Comment by ivan_gammel

3 months ago

I think it’s a bit different. Evolution did not give us the dataset. It helped us to establish the most efficient training path, and the data, the enormous volume of it starts coming immediately after birth. Humans learn continuously through our senses and use sleep to compress the context. The amount of data that LLMs receive only appears big. In our first 20 years of life we consume by at least one order of magnitude more information compared to training datasets. If we count raw data, maybe 4-5 orders of magnitude more. It’s also different kind of information and probably much more complex processing pipeline (since our brain consciously processes only a tiny fraction of input bandwidth with compression happening along the delivery channels), which is probably the key to understanding why LLMs do not perform better.

2 comments

ivan_gammel

saberience 3 months ago

Sorry but this is patently rubbish, we do not consume orders of magnitude more data than the training datasets, nor do we "process" it in anything like the same way.

Firstly, most of what we see, hear, experience etc, is extremely repetitive. I.e. for the first several years of our live we see the same people, see the same house, repeatedly read the same few very basic books, etc etc. So, you can make this argument purely based on "bytes" of data. I.e. humans are getting this super HD video feed, which means more data than an LLM. Well, we are getting a "video feed" but mostly of the same walls in the same room, which doesn't really mean much of anything at all.

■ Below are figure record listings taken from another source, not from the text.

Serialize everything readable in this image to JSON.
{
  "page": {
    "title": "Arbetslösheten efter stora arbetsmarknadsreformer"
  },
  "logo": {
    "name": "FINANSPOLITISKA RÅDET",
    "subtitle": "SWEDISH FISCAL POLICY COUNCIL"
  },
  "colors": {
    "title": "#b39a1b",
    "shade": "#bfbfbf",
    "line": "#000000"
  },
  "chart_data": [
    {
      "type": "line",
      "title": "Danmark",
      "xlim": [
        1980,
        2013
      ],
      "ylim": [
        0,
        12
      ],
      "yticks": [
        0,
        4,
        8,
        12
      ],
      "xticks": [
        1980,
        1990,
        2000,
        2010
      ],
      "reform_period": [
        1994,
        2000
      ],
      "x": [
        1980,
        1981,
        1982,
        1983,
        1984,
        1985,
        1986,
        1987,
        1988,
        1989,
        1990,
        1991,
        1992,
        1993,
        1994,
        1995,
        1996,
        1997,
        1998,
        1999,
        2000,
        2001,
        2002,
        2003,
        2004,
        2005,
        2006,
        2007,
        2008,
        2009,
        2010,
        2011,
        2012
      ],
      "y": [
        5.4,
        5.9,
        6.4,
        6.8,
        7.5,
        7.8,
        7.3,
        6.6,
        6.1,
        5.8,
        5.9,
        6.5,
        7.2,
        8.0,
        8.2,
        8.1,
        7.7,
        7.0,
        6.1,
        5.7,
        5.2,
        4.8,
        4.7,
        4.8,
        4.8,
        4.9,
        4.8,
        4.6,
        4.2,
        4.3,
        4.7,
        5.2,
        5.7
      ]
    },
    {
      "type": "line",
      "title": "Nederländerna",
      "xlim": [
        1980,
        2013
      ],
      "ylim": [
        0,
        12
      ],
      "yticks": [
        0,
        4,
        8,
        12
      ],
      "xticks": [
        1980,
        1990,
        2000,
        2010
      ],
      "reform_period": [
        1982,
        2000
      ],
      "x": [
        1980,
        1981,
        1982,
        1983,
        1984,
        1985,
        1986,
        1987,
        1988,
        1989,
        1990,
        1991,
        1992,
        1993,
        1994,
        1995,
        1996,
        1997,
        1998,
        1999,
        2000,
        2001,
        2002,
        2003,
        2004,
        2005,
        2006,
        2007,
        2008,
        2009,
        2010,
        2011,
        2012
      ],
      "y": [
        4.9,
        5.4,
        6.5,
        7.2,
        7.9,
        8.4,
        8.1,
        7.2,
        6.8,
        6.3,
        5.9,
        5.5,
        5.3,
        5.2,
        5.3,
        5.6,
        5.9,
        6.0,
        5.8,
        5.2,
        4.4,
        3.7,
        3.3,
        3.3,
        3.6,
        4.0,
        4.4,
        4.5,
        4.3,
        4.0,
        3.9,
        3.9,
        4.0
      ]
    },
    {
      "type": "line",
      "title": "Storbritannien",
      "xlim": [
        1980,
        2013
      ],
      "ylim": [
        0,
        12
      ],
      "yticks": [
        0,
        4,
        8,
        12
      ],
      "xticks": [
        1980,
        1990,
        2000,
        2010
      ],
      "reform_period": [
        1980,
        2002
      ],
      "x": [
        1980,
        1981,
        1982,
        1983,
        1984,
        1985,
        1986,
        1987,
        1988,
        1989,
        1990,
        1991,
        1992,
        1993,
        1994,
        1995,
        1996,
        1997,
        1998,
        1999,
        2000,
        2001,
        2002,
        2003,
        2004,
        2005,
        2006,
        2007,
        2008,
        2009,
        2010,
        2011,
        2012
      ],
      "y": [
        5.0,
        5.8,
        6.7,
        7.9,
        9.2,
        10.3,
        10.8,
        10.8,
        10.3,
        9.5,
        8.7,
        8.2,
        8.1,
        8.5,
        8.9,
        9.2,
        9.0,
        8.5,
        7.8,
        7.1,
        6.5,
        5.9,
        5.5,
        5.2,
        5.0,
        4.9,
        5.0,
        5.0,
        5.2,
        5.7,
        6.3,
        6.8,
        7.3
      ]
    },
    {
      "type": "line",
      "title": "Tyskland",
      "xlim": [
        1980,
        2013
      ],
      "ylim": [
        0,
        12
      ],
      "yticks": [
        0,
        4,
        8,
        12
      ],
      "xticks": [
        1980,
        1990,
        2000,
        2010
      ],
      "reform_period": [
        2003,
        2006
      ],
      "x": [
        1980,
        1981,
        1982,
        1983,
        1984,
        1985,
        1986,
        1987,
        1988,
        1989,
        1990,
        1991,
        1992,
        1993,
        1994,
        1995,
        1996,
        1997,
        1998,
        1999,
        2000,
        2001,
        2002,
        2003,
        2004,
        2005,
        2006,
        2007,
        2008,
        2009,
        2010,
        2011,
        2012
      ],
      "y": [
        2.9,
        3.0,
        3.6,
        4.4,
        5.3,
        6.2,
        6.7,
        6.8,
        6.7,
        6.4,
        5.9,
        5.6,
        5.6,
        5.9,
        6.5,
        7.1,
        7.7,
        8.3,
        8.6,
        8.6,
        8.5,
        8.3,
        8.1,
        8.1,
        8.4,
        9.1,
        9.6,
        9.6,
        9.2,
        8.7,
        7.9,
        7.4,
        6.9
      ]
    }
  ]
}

Meanwhile, LLMs are getting LITERALLY, all of humanities recorded textual knowledge, more recorded audio than 10000 humans could listen to in their lifetime, more images and more varied images than a single person could view in their entire life, reinforcement learning on the hardest maths, science, and programming questions etc.

The idea that because humans are absorbing "video" means that its somehow more "data" than frontier LLMs are trained with is laughable honestly.

ivan_gammel 3 months ago

I like your confidence, but I think you missed a few things here and there.
Training datasets are repetitive too. Let’s say, you feed some pretty large code bases to an LLM: how many times there will be a for loop? Or how many times Newton laws (or any other important ideas) are mentioned there? Not once, not two times, but many more. How many times you will encounter a description of Paris, London or St.Petersburg? If you eliminate repetition, how much data will actually be left there? And what’s the point anyway: this repetition is required part of the training, because it places that data in context, linking it to everything else.
Is repetition that we have in our sensory inputs really different? If you had children or had opportunity to observe how do they learn, they are never confined in the same static repetition cycle. They experience things again and again in a dynamic environment that evolves over time. When they draw a line, they get instant feedback and learn from it, so that next line is different. When they watch something on TV for fifth time, they do not sit still, they interact — and learn, through dancing, repeating phrases and singing songs. In a familiar environment that they have seen so many times, they notice subtle changes and ask about them. What was that sound? What was that blinking light outside? Who just came in and what’s in that box? Our ability to analyze and generalize probably comes from those small observations that happen again and again.
Even more importantly, when nothing is changing, they learn through getting bored. Show me an LLM that can get bored when digging through another pointless conversation on Reddit. When sensory inputs do not bring anything valuable, children learn to compensate through imagination and games, finding the ways to utilize those inputs better.
You measure quality of data using wrong metrics. The intelligence is not defined by the number of known facts, but by the ability to adapt and deal with the unknown. The inputs that humans use prepare us for that better than all written knowledge of the world available to LLM.